I was thinking of using it as a web server for my side projects. And if a project gets some traction I’ll move it to DigitalOcean or Heroku first thing.
Does that kind of setup make sense at all? What should I know before I begin?
Once you get past the lamers-following-scripts "customer service" reps, it's surprisingly easy to get a static IP, even a static IPv6 address, from major ISPs. I haven't done this with Comcast, but Centurylink was easy. You may have to buy "business class" service. Comcast will want you to run their router so they can have yet another "Xfinity" wireless access point leeching off your bandwith to them.
You have to pay extra for DNS, which always seems odd to me, like it's a scam for domain name registrars to make extra money.
Your machine will be probed mercilessly. Nearly 100% of SMTP traffic is spam. Way more than half of HTTP traffic is bots. Put ssh on something other than port 22, put a honey pot or tar pit (endlessh is good) on port 22. Occasionally you'll get DDoSed for no reason you can figure out.
If you ignore the issue of speed, and reliability, it should work just fine. But honestly it is probably better to host elsewhere. A single cheap VM could host 20+ websites/projects so incrementally adding another is essentially free.
Having offsite backups, monitoring, etc. Would be a lot easier to achieve with a commercial provider.
I use duckdns to deal with my broadband providers DHCP.

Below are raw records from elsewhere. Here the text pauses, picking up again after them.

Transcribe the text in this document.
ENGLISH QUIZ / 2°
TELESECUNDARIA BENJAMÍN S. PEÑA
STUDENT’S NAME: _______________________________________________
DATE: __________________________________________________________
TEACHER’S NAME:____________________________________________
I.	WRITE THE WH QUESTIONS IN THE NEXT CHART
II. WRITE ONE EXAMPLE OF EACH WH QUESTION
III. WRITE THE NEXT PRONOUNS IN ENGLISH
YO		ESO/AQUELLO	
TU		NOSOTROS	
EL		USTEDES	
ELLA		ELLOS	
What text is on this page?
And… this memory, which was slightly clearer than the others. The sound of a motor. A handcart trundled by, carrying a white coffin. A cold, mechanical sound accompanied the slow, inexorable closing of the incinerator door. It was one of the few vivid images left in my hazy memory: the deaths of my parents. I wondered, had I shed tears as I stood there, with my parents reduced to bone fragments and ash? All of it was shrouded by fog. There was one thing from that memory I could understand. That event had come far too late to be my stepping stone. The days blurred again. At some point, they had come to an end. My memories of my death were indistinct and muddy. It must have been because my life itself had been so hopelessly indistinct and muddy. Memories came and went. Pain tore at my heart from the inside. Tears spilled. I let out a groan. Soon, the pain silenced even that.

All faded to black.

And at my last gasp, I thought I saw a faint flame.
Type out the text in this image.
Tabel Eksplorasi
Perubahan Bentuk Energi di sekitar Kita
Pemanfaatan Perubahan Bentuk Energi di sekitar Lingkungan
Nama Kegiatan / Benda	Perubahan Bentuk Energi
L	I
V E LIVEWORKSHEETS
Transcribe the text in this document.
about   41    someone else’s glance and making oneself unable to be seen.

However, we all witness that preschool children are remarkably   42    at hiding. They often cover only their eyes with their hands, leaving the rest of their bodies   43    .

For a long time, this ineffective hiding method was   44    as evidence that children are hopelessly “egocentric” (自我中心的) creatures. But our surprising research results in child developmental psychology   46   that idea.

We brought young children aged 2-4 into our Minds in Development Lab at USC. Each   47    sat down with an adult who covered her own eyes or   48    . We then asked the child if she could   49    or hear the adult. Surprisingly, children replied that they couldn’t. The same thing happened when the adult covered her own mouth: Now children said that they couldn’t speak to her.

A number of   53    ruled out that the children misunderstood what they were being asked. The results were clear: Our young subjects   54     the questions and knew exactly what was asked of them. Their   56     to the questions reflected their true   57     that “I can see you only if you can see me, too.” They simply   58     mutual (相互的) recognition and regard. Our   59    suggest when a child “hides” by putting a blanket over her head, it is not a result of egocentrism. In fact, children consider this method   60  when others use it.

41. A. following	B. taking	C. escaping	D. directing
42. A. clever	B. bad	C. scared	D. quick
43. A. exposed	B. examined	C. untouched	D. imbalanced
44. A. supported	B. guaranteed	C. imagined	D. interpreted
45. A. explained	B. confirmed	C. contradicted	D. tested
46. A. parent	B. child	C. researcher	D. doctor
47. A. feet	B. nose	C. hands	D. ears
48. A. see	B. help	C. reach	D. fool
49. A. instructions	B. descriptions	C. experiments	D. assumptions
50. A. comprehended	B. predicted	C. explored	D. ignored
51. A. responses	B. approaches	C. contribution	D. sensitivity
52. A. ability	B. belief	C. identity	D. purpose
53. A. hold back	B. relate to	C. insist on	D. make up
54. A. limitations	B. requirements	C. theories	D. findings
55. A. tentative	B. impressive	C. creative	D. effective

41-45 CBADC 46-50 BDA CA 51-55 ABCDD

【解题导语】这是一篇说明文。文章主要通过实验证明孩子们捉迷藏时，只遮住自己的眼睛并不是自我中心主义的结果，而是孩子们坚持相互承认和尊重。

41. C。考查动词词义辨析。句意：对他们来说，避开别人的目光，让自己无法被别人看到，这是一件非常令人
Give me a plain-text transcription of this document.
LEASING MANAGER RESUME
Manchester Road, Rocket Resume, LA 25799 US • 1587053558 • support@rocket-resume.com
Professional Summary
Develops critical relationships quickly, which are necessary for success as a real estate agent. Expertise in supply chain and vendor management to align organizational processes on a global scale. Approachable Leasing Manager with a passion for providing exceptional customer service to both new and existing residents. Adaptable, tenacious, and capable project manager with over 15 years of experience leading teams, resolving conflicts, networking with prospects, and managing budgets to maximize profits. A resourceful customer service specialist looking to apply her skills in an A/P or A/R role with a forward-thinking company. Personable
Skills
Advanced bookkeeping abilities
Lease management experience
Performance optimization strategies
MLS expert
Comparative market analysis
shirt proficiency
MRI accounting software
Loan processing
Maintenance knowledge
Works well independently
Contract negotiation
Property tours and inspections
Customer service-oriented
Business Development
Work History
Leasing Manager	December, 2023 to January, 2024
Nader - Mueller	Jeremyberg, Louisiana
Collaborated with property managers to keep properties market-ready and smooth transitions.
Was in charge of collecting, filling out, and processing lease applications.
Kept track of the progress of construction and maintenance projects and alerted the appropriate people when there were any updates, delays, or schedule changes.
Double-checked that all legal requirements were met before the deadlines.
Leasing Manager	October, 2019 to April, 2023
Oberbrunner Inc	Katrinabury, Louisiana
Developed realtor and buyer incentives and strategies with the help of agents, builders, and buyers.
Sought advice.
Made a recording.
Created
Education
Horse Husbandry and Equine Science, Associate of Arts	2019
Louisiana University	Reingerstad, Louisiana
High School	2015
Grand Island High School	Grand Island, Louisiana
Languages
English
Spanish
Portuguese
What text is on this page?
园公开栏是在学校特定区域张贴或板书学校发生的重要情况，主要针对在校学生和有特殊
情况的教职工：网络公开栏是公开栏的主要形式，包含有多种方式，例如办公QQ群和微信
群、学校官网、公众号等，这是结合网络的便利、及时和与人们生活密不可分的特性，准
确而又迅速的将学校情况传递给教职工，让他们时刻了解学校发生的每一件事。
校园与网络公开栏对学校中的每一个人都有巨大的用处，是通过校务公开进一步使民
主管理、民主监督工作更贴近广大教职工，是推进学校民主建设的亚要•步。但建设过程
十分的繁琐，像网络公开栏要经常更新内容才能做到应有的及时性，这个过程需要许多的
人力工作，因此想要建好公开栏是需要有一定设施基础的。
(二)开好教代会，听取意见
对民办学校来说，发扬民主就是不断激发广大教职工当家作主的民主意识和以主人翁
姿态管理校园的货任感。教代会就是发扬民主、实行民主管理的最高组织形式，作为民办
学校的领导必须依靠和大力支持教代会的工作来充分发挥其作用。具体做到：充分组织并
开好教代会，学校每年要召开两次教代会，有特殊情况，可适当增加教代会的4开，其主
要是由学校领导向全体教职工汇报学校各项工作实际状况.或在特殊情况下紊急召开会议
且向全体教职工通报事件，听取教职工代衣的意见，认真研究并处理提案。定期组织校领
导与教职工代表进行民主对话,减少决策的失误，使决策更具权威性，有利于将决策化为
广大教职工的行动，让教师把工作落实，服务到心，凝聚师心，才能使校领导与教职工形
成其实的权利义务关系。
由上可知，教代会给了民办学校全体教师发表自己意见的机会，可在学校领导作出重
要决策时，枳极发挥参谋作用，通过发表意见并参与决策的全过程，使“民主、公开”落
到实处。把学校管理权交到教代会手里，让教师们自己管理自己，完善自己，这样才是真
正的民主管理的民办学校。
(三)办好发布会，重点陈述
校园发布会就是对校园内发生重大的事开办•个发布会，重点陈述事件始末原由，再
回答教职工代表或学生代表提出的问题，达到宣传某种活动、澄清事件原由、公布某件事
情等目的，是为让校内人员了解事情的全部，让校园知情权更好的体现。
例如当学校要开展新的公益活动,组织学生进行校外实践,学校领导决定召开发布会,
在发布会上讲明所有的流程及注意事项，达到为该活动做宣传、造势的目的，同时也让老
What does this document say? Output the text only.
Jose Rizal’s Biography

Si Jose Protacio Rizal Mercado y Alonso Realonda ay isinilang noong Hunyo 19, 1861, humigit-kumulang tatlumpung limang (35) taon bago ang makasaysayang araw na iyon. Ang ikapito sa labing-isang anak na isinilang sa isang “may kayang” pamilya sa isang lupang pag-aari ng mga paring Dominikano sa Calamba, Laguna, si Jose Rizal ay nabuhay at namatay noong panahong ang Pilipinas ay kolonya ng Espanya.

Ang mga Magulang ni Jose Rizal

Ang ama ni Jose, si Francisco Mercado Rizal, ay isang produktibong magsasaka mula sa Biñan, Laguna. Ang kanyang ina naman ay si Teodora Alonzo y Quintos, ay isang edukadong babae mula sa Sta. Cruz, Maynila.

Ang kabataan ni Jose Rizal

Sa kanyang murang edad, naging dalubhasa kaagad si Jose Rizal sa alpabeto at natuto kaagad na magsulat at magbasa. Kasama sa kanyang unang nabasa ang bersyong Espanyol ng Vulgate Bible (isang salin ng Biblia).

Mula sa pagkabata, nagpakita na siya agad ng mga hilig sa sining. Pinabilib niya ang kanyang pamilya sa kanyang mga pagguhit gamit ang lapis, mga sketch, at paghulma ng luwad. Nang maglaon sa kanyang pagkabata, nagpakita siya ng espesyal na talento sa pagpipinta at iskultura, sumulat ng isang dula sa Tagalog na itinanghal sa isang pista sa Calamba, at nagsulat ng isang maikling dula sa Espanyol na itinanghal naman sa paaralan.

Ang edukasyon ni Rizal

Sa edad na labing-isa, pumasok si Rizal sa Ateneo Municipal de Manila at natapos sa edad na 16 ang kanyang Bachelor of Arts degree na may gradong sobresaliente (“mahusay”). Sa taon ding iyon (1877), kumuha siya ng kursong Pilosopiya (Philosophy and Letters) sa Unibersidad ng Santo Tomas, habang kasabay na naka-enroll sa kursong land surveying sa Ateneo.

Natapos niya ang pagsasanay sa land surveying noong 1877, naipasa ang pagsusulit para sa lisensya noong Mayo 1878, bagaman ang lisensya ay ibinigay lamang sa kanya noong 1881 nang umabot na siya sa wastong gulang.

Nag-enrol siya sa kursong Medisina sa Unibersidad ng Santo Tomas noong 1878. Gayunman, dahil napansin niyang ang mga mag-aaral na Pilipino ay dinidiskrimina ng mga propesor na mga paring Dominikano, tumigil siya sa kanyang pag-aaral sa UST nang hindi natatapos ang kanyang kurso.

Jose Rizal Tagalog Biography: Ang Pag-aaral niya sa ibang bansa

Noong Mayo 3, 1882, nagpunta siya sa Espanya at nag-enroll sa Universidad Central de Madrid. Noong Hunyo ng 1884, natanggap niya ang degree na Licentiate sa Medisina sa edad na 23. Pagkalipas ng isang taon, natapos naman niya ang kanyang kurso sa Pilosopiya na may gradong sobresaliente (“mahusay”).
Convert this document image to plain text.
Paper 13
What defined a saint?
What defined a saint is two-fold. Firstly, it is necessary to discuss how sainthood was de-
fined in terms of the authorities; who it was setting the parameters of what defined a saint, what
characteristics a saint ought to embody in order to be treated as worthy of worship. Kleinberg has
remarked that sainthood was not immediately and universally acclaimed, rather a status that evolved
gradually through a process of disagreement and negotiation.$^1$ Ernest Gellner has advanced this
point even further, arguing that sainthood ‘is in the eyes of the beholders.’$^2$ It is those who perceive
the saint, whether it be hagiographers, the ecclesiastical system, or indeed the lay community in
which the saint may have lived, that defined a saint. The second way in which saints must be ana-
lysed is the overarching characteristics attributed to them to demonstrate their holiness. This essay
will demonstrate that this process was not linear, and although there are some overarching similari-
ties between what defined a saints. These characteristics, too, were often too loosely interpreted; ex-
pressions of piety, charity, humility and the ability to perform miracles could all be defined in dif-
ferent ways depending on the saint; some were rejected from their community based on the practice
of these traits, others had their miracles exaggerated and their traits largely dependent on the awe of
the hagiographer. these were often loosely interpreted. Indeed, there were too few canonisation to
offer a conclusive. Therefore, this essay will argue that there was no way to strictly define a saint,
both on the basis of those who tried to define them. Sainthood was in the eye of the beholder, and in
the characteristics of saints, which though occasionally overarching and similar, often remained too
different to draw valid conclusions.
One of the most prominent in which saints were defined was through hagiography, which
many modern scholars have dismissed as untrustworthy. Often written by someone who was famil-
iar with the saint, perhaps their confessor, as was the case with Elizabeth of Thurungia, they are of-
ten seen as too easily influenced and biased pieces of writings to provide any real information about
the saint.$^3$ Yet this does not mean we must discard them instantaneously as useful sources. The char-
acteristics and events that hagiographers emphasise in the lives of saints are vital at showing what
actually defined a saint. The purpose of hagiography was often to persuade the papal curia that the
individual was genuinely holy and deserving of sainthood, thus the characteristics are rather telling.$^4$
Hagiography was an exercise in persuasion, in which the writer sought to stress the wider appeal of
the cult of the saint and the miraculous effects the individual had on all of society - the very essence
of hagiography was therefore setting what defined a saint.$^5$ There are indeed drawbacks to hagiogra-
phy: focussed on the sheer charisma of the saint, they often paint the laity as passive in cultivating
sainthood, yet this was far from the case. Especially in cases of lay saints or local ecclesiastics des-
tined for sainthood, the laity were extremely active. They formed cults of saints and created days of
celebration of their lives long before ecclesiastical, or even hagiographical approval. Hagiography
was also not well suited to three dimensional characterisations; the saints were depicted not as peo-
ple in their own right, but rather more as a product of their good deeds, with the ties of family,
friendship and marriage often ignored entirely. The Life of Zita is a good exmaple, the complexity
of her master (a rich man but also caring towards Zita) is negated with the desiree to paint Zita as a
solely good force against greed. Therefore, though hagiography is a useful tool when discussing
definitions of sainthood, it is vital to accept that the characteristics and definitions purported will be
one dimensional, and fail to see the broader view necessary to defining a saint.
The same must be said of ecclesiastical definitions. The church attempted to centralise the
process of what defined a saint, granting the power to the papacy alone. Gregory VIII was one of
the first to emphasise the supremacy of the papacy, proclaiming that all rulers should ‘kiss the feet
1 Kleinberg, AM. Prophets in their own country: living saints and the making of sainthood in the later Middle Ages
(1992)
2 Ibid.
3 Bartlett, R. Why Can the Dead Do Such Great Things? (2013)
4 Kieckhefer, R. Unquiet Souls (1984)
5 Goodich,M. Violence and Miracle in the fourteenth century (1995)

I use the same type of containers in test as live and just git push between them. Live is a cloud server with a bare git repo which checks out files to a public folder on receive.
Although my box is 10yrs old it has an hp remote control feature. Saves me getting out the loft ladder :-)
having a httpd covering file shares is so useful for so many reasons like this that i would always recommend it.